Orexin gene transfer into the amygdala suppresses both spontaneous and emotion-induced cataplexy in orexin-knockout mice

• Published in: The European journal of neuroscience Vol. 43; no. 5; pp. 681 - 688
• Main Authors: Liu, Meng, Blanco-Centurion, Carlos, Konadhode, Roda Rani, Luan, Liju, Shiromani, Priyattam J.
• Format: Journal Article
• Language: English
• Published: France Blackwell Publishing Ltd 01.03.2016
• Subjects: amygdala; Amygdala - metabolism; Amygdala - physiology; Animals; Cataplexy - metabolism; Cataplexy - therapy; emotion; Emotions; Female; Genetic Therapy; Male; Mice; Mice, Inbred C57BL; narcolepsy; orexin; Orexins - genetics; Orexins - metabolism; predator odour; sleep; Sleep, REM; sleep; amygdala; emotion; orexin; predator odour; narcolepsy
• ISSN: 0953-816X; 1460-9568
• DOI: 10.1111/ejn.13158

Narcolepsy is a chronic sleep disorder linked to the loss of orexin‐producing neurons in the hypothalamus. Cataplexy, a sudden loss of muscle tone during waking, is an important distinguishing symptom of narcolepsy and it is often triggered by strong emotions. The neural circuit underlying cataplexy attacks is not known, but is likely to involve the amygdala, a region implicated in regulating emotions. In mice models of narcolepsy, transfer of the orexin gene into surrogate neurons has been successful in ameliorating narcoleptic symptoms. However, it is not known whether this method also blocks cataplexy triggered by strong emotions. To examine this possibility, the gene encoding mouse prepro‐orexin was transferred into amygdala neurons of orexin‐knockout (KO) mice (rAAV‐orexin; n = 8). Orexin‐KO mice that did not receive gene transfer (no‐rAAV; n = 7) or received only the reporter gene (rAAV‐GFP; n = 7) served as controls.

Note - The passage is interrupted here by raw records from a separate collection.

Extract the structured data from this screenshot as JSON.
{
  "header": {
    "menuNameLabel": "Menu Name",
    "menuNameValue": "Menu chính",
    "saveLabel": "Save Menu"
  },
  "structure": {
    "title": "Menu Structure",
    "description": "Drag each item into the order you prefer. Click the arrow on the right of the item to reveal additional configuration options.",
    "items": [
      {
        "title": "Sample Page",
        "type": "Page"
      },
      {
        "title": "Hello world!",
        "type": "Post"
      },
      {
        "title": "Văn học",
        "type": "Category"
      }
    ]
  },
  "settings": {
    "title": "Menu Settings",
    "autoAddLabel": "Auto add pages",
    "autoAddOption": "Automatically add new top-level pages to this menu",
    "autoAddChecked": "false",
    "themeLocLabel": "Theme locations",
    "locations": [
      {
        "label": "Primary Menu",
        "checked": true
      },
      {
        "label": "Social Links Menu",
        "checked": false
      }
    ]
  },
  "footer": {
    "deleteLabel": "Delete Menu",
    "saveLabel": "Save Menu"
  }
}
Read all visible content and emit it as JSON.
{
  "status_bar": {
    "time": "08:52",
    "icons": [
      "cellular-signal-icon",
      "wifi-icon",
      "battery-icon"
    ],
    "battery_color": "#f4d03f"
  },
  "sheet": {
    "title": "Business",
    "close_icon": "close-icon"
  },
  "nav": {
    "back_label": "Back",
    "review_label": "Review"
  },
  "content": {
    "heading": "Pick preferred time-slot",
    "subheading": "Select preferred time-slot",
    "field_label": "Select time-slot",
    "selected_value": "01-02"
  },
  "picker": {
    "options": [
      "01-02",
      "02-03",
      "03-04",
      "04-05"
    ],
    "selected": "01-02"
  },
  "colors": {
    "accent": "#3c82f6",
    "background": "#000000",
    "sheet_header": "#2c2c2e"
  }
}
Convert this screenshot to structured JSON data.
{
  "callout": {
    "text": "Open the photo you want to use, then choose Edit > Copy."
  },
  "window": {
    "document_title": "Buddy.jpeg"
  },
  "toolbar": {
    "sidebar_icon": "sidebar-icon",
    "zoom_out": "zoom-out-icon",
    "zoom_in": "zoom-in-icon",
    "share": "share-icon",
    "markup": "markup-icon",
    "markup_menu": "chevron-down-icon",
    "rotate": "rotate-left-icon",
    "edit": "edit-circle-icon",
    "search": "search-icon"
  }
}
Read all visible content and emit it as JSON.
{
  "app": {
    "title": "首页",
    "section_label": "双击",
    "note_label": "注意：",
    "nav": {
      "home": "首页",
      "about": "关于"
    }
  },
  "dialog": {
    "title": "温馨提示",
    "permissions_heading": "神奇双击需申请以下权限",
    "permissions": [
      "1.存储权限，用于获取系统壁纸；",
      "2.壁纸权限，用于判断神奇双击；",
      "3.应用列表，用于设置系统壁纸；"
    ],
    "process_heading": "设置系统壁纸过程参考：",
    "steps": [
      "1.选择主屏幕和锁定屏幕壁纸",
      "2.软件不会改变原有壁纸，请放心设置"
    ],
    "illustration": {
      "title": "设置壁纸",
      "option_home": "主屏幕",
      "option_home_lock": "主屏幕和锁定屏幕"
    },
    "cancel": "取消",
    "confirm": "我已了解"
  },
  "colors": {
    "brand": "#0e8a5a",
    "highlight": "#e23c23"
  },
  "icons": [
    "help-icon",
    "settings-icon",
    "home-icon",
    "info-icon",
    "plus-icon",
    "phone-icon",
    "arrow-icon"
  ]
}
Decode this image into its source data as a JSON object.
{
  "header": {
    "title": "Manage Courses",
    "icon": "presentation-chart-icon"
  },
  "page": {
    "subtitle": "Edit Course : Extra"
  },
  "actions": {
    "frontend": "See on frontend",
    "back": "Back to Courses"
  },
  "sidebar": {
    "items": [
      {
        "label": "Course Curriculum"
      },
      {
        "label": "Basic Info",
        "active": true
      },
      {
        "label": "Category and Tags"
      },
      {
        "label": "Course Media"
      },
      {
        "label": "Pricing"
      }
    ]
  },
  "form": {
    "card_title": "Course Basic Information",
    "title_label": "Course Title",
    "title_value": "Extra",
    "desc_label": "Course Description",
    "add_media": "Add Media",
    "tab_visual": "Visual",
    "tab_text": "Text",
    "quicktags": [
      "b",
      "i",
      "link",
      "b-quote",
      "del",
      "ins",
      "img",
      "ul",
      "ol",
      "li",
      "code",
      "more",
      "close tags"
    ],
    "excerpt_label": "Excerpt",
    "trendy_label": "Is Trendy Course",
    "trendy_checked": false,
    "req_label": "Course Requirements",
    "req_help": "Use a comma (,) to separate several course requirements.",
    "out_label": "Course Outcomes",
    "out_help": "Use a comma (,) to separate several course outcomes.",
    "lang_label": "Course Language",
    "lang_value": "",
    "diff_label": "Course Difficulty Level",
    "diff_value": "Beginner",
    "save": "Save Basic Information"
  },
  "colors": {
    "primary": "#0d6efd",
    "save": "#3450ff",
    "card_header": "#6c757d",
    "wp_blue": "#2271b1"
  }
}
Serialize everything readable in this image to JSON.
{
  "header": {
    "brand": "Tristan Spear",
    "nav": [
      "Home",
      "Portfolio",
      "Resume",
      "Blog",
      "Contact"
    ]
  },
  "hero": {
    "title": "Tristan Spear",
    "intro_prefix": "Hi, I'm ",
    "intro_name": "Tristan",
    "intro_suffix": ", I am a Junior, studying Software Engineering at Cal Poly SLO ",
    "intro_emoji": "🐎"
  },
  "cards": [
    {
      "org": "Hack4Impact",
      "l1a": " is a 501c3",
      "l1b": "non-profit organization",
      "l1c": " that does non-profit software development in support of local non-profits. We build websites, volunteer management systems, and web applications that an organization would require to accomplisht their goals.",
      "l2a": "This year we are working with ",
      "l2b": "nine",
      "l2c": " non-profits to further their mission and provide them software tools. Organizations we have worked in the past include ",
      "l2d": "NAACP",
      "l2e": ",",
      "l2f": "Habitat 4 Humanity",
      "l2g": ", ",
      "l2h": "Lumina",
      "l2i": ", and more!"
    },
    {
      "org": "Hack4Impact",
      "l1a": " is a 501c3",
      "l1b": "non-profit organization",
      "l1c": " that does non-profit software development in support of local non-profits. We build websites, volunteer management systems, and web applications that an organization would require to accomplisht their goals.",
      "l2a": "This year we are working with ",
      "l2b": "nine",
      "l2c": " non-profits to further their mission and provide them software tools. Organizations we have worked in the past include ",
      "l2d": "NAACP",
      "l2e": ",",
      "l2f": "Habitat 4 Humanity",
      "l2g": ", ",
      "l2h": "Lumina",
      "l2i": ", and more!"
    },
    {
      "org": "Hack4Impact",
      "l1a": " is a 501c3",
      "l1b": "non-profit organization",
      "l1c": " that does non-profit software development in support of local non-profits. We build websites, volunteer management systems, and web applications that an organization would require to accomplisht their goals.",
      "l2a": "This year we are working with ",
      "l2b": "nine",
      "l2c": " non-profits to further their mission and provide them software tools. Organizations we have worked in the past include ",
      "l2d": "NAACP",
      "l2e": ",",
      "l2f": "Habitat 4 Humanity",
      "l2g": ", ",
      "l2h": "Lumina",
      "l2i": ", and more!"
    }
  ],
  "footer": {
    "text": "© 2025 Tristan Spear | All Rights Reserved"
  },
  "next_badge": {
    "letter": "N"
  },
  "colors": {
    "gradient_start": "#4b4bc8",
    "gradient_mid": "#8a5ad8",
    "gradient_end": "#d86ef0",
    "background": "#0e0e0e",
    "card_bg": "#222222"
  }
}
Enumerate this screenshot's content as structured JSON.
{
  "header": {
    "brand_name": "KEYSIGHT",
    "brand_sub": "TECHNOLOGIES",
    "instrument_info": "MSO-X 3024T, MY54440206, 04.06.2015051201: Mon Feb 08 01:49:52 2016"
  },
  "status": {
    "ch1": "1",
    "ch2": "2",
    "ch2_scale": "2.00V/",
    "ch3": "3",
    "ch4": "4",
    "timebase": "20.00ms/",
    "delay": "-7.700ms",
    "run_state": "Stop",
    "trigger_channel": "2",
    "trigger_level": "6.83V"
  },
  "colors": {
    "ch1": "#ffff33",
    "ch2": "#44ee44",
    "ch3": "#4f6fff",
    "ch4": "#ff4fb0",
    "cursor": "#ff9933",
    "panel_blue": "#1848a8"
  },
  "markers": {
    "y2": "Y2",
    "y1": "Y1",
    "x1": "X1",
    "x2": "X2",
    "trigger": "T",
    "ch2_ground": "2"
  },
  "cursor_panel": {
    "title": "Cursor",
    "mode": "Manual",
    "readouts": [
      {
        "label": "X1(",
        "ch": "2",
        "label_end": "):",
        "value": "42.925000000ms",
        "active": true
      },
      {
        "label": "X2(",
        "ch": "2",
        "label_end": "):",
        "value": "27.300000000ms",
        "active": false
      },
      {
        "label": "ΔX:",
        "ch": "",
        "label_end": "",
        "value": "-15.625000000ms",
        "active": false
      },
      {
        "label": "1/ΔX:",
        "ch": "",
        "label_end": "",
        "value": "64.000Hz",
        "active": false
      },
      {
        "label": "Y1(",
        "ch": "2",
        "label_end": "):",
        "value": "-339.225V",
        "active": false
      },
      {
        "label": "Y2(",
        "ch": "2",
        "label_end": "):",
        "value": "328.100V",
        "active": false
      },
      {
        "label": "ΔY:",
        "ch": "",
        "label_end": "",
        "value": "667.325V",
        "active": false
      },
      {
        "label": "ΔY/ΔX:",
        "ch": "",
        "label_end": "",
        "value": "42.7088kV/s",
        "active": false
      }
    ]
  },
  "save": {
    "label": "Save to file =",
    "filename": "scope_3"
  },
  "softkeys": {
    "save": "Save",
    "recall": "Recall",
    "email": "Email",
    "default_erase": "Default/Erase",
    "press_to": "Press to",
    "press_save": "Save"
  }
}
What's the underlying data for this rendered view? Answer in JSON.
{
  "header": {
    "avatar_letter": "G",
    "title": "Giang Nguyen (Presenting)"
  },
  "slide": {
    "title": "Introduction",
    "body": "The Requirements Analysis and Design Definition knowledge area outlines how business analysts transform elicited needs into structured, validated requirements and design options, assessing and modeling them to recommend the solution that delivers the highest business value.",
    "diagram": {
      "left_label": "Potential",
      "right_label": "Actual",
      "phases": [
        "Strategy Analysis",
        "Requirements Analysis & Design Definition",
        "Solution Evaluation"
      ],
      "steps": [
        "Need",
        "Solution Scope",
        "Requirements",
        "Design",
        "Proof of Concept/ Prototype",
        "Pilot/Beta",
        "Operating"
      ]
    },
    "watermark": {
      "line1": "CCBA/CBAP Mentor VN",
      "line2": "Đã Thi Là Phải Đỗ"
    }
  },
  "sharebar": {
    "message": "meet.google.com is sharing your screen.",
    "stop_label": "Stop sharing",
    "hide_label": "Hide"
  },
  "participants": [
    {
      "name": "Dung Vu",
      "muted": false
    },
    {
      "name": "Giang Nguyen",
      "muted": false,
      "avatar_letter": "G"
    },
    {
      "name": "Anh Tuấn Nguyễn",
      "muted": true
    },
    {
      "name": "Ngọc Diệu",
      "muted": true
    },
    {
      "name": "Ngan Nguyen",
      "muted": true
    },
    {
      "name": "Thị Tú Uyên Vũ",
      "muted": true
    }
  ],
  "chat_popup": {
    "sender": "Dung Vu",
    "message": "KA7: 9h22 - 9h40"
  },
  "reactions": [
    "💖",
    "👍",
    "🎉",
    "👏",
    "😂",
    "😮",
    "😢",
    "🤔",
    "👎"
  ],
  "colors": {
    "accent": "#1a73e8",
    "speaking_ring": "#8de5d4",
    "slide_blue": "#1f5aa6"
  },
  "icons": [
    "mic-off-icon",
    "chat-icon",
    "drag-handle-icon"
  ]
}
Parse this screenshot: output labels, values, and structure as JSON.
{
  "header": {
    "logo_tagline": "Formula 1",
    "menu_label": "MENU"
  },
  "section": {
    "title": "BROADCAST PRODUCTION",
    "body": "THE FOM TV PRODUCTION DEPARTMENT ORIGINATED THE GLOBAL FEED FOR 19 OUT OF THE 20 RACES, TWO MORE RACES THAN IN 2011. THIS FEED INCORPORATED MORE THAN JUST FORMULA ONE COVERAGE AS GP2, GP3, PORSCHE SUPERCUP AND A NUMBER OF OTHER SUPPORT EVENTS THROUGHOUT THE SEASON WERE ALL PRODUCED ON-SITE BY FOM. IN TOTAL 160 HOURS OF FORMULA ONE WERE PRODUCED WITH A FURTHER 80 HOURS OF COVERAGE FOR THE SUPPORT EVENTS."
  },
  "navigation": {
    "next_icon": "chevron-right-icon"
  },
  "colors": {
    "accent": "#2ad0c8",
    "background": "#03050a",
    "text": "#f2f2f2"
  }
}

Three weeks later, the animal's sleep and behaviour were recorded at night (no‐odour control night), followed by another recording at night in the presence of predator odour (odour night). Orexin‐KO mice given the orexin gene transfer into surrogate amygdala neurons had significantly less spontaneous bouts of cataplexy, and predator odour did not induce cataplexy compared with control mice. Moreover, the mice with orexin gene transfer were awake more during the odour night. These results demonstrate that orexin gene transfer into amygdala neurons can suppress both spontaneous and emotion‐induced cataplexy attacks in narcoleptic mice. It suggests that manipulating amygdala pathways is a potential strategy for treating cataplexy in narcolepsy. Cataplexy is an important distinguishing symptom of narcolepsy and it is often triggered by strong emotions. Here we transferred orexin gene into amygdala neurons of orexin knockout mice. Three weeks later, mice were exposed to predator odor coyote urine and the animal's sleep and behavior were recorded. Results demonstrated that orexin gene transfer into amygdala neurons can suppress both spontaneous and emotion‐induced cataplexy attacks in narcoleptic mice. It suggests that manipulating amygdala pathways is a potential strategy for treating cataplexy in narcolepsy.